Regarding MS degrees, let me first write that I am very encouraged that data mining and predictive analytics are being taught in specific class and programs rather than as just an add-on to an advanced statistics or business class. That stated, I have mixed feelings about analytics offerings at Universities.

I find that most provide a good theoretical foundation in the algorithms, but are weak in describing the entire process in a business context. For those building predictive models, the model-building stage nearly always takes much less time than getting the data ready for modeling and reporting results. These are cross-discipline tasks, requiring some understanding of the database world and the business world for us to define the target variable(s) properly and clean up the data so that the predictive analytics algorithms to work well.

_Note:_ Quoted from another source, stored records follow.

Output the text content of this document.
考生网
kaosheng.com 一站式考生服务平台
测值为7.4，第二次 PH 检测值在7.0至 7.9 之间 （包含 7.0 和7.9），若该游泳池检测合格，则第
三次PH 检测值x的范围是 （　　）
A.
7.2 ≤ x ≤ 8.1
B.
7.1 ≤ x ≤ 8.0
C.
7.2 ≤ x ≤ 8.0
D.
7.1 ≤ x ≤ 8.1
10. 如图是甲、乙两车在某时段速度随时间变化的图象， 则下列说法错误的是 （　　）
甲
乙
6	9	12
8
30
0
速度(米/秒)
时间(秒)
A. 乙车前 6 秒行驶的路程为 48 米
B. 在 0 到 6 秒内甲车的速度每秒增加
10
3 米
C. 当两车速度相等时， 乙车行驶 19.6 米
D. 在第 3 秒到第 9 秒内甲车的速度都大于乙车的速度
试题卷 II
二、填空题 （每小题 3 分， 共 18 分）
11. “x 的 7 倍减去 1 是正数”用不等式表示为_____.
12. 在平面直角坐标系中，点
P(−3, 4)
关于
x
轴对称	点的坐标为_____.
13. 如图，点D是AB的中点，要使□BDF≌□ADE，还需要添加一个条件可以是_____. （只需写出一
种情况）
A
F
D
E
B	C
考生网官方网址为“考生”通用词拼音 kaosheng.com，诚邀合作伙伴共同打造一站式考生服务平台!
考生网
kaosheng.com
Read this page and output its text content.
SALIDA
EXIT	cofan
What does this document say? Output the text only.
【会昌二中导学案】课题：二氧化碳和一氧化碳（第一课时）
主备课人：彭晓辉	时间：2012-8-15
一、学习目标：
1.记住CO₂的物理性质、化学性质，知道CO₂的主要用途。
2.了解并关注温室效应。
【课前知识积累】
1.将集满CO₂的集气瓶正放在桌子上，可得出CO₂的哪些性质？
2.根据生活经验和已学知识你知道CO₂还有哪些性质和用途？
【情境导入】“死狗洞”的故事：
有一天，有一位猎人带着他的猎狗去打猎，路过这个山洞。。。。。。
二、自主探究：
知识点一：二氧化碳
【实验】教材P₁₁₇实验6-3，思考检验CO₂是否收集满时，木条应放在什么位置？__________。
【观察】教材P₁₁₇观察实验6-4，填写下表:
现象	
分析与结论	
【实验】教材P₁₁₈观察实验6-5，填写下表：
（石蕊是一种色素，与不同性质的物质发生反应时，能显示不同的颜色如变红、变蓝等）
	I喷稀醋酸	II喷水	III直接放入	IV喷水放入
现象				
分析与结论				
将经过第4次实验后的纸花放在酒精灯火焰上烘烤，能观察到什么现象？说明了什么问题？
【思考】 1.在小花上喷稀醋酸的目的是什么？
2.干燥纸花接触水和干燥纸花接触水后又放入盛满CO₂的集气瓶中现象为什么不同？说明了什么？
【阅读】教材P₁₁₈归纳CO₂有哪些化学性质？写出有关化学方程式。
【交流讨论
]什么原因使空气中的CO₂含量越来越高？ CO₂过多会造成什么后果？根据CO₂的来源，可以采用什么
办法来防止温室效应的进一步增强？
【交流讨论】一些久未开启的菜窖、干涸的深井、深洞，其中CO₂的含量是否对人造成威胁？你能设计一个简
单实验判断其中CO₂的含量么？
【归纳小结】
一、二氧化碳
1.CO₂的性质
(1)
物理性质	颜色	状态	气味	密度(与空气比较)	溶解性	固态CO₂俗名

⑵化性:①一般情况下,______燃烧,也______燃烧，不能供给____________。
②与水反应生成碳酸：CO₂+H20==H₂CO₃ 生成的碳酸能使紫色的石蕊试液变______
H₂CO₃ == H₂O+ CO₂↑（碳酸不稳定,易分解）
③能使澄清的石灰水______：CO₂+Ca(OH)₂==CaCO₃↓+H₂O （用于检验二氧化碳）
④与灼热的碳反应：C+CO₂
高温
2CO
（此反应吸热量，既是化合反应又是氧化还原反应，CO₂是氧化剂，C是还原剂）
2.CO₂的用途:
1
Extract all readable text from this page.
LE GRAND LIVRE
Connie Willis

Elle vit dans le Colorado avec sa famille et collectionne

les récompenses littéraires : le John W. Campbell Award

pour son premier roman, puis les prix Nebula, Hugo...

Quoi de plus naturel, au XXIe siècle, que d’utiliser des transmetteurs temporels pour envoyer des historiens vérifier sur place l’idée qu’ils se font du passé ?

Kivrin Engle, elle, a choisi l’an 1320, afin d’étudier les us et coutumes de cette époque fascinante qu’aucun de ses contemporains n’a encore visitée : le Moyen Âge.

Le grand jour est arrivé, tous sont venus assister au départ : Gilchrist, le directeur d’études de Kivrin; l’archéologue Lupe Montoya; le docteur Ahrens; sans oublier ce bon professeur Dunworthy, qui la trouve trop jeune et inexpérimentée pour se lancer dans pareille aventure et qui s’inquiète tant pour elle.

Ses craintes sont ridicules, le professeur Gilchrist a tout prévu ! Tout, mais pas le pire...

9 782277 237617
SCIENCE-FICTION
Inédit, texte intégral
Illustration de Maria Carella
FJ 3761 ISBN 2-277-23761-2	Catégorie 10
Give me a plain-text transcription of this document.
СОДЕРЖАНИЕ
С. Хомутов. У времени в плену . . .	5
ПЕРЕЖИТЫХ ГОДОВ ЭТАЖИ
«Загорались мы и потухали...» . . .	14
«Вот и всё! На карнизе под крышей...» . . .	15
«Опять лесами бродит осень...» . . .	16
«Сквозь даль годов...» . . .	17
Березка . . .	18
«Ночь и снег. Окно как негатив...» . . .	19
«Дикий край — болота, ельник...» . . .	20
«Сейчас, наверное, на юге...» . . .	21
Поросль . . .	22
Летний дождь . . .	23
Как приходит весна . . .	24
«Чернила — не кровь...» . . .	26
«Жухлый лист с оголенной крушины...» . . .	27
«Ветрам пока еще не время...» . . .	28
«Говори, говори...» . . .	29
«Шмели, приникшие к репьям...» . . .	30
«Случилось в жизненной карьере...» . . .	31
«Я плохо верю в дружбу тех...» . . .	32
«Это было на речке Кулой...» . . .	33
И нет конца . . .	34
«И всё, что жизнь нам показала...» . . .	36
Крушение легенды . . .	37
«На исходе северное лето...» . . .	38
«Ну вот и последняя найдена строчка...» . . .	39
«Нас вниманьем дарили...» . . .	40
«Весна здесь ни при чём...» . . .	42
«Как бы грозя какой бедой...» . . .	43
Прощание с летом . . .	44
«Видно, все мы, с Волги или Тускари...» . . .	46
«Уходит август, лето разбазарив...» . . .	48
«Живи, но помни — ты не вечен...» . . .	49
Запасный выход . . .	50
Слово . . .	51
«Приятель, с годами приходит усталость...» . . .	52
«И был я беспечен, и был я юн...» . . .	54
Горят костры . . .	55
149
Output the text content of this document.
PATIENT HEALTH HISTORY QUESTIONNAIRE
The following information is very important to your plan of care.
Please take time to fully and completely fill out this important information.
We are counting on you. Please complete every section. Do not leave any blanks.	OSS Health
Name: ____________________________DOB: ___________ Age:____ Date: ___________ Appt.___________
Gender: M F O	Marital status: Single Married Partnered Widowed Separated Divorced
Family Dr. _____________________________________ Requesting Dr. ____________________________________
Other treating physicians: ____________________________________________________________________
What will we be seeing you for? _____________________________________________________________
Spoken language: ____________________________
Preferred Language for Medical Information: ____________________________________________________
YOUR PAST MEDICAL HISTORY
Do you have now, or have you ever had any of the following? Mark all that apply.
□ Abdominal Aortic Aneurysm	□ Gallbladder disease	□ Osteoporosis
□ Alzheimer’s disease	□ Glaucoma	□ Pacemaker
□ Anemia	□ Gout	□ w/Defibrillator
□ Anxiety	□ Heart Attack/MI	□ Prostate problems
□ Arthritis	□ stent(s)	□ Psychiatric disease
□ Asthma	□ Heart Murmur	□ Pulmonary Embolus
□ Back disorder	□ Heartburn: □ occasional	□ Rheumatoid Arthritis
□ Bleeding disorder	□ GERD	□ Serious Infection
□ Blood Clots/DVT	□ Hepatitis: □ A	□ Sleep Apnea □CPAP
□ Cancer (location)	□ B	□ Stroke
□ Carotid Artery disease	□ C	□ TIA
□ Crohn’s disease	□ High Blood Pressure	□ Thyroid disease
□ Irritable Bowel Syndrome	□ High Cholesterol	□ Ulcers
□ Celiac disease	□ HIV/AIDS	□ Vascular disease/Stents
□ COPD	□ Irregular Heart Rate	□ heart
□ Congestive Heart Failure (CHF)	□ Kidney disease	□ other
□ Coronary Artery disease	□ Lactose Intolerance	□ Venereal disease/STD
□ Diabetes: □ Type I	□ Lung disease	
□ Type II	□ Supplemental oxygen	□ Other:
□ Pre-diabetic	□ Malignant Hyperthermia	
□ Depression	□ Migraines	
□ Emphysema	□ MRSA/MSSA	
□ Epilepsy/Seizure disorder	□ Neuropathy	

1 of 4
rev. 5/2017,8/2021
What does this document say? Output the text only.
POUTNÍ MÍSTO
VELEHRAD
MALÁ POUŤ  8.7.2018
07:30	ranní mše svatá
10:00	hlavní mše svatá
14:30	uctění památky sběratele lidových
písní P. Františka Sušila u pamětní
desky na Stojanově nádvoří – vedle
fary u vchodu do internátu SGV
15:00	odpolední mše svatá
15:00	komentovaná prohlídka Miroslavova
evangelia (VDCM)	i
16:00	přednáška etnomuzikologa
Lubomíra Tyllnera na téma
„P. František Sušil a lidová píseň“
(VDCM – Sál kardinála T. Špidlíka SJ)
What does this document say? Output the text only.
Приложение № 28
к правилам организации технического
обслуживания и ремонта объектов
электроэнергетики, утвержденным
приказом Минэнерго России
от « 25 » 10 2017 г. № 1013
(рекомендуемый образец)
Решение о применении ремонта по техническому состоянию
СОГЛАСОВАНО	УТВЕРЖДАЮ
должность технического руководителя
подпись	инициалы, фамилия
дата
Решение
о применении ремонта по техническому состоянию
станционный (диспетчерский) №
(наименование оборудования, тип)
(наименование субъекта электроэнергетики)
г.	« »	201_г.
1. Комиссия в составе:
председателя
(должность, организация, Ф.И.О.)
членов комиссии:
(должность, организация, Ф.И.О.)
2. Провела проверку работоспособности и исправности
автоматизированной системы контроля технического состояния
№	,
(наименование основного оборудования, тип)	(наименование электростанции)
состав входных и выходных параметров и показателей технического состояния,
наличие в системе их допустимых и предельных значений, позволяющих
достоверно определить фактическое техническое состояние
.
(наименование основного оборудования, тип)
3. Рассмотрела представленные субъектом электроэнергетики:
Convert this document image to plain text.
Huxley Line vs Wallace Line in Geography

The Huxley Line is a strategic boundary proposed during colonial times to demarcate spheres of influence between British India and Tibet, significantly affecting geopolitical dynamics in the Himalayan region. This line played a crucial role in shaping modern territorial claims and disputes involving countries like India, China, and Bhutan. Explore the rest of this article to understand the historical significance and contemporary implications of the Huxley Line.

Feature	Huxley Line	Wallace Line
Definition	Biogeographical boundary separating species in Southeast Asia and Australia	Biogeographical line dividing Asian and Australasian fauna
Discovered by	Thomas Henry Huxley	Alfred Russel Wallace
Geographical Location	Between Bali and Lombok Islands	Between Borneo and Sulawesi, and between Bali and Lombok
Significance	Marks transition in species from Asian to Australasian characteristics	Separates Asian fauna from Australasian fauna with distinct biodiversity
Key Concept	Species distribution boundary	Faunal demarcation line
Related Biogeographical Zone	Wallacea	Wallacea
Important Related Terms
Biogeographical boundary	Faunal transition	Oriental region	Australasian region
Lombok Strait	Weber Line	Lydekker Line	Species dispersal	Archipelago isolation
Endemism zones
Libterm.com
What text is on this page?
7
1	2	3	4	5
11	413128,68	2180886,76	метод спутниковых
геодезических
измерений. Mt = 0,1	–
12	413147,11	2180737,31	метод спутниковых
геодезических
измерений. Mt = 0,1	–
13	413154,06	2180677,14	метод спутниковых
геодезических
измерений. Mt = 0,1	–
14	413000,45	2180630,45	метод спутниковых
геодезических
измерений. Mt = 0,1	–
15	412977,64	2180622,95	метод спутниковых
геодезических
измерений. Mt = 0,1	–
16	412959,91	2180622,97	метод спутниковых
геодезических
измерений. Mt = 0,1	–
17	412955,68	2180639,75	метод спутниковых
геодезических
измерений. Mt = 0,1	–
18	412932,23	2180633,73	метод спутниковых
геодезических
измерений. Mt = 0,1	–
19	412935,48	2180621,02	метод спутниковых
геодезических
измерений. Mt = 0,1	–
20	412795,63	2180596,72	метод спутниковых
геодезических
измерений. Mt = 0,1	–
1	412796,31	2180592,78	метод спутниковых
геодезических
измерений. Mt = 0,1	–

The programs that have a practicum of some kind are the most useful, in my opinion. There are some certificate programs out there that have more of a business-oriented framework, and the NC State program builds an internship into the degree itself. These are positive steps in the field that I’m sure will continue as predictive analytics graduates become more in demand.

Biography-

DEAN ABBOTT is President of Abbott Analytics in San Diego, California. Mr. Abbott has over 21 years of experience applying advanced data mining, data preparation, and data visualization methods in real-world data intensive problems, including fraud detection, response modeling, survey analysis, planned giving, predictive toxicology, signal process, and missile guidance. In addition, he has developed and evaluated algorithms for use in commercial data mining and pattern recognition products, including polynomial networks, neural networks, radial basis functions, and clustering algorithms, and has consulted with data mining software companies to provide critiques and assessments of their current features and future enhancements.

Mr. Abbott is a seasoned instructor, having taught a wide range of data mining tutorials and seminars for a decade to audiences of up to 400, including DAMA, KDD, AAAI, and IEEE conferences. He is the instructor of well-regarded data mining courses, explaining concepts in language readily understood by a wide range of audiences, including analytics novices, data analysts, statisticians, and business professionals. Mr. Abbott also has taught both applied and hands-on data mining courses for major software vendors, including Clementine (SPSS, an IBM Company), Affinium Model (Unica Corporation), Statistica (StatSoft, Inc.), S-Plus and Insightful Miner (Insightful Corporation), Enterprise Miner (SAS), Tibco Spitfire Miner (Tibco), and CART (Salford Systems).